Reproduction de la première page d’un manuscrit de Jean Talon daté du 2 novembre 1671 (s.d.)

Source : BAC

 

     Le passage de Jean Talon en Nouvelle-France est remarquable.  L’intendant a l’appui du roi Louis XIV pour développer la colonie.  L’essor qu’il donne à l’agriculture dans la vallée du Saint-Laurent est particulièrement notable. Par exemple, Talon s’affaire à développer la culture des céréales. Il est aussi un ardent promoteur de la bière. Dès 1666, il investit de ses propres deniers pour ouvrir une brasserie dotée de deux chaudières qu’il a importé de France. Talon prévoit utiliser le surplus des récoltes du pays et inciter ainsi les habitants à cultiver la terre. Il espère également que l’accoutumance à la bière plutôt qu’à l’eau-de-vie permettra de diminuer l’ivrognerie. Talon voit grand ; dans son mémoire au roi du 2 novembre 1671, il estime pouvoir produire 4 000 barriques de bières par année et espère en écouler la moitié aux Antilles.

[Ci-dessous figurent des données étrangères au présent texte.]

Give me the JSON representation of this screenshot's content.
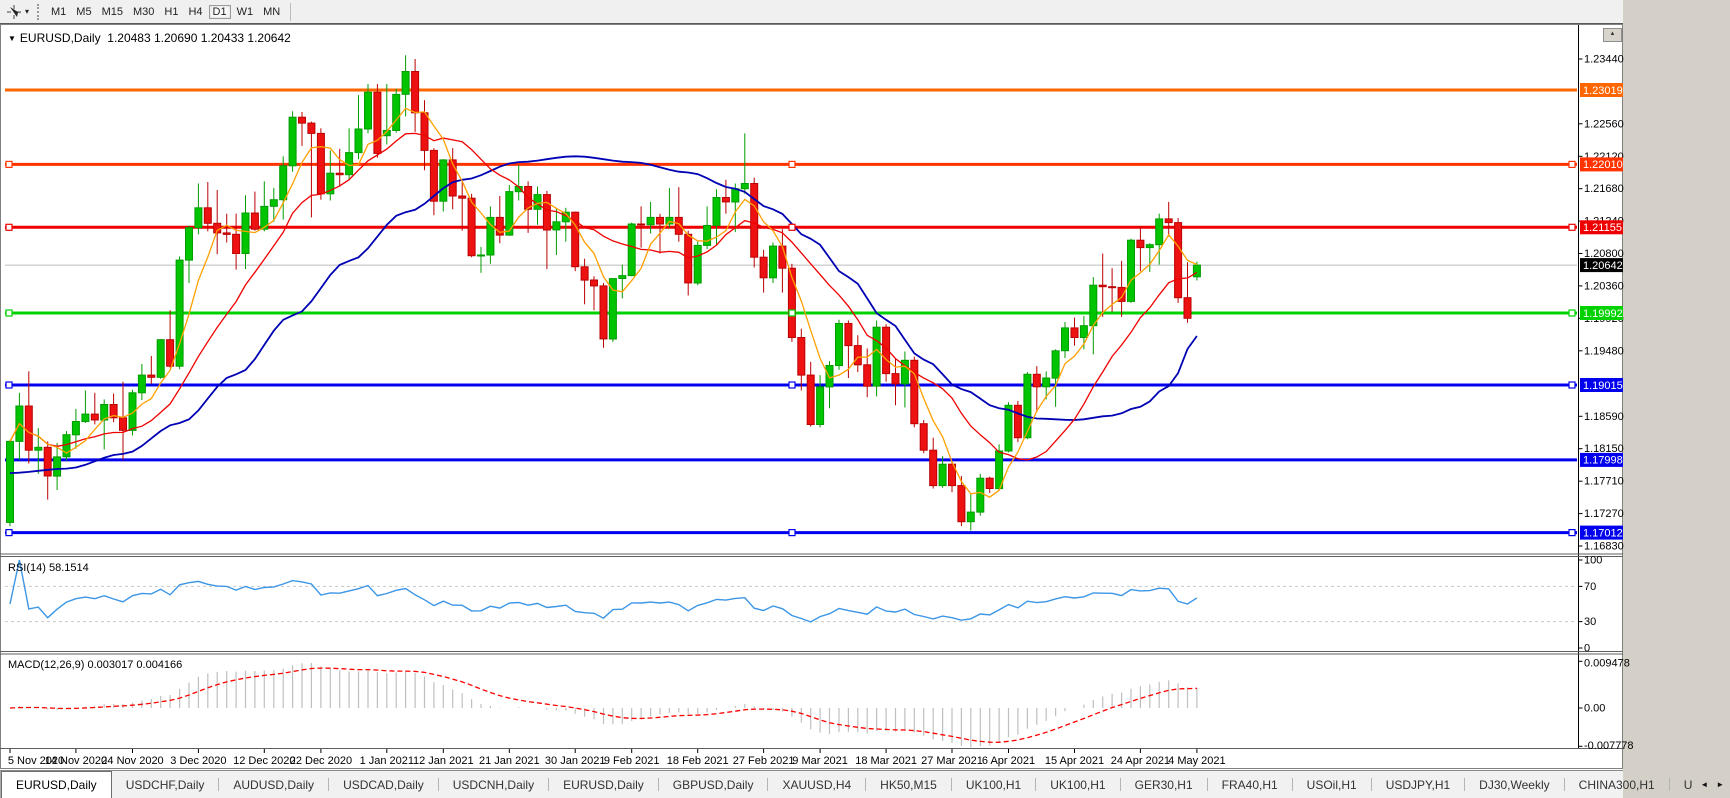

     Dans le même mémoire, Talon fait aussi la promotion de la culture commerciale du tabac : «On a fait épreuve de tabac qui se cultive et mûrit comme ailleurs: si le Roi ne trouve pas d’inconvénient d’en souffrir ici la culture, à cause de ce que les Antilles en fournissent, je porterai les habitants à la faire dans les terres qui seront propres à cette plante». L’initiative fait long feu. La culture du tabac pour des fins commerciales ne se fera pas en Nouvelle-France afin de ne pas nuire à d’autres colonies. Il en est de même de la production de la bière qui sera concurrencée directement par les importations européennes et par l’autorisation donnée aux habitants de produire de la bière pour leur usage.

     Talon répond aux instructions de la métropole de permettre à la colonie d’assurer sa subsistance alimentaire. Mais sur le plan de l’agriculture commerciale, ses initiatives prennent fin peu après son départ en 1672. André Vachon, dans sa biographie de l’intendant, conclut que le passage de Talon en Nouvelle-France a été trop rapide : «Après lui, néanmoins, la culture des plantes industrielles, avec laquelle les colons n’avaient pas eu le temps de se familiariser, tomba quasi entièrement, faute d’encouragement et de débouchés ; on en revint vite au blé et à une agriculture de subsistance».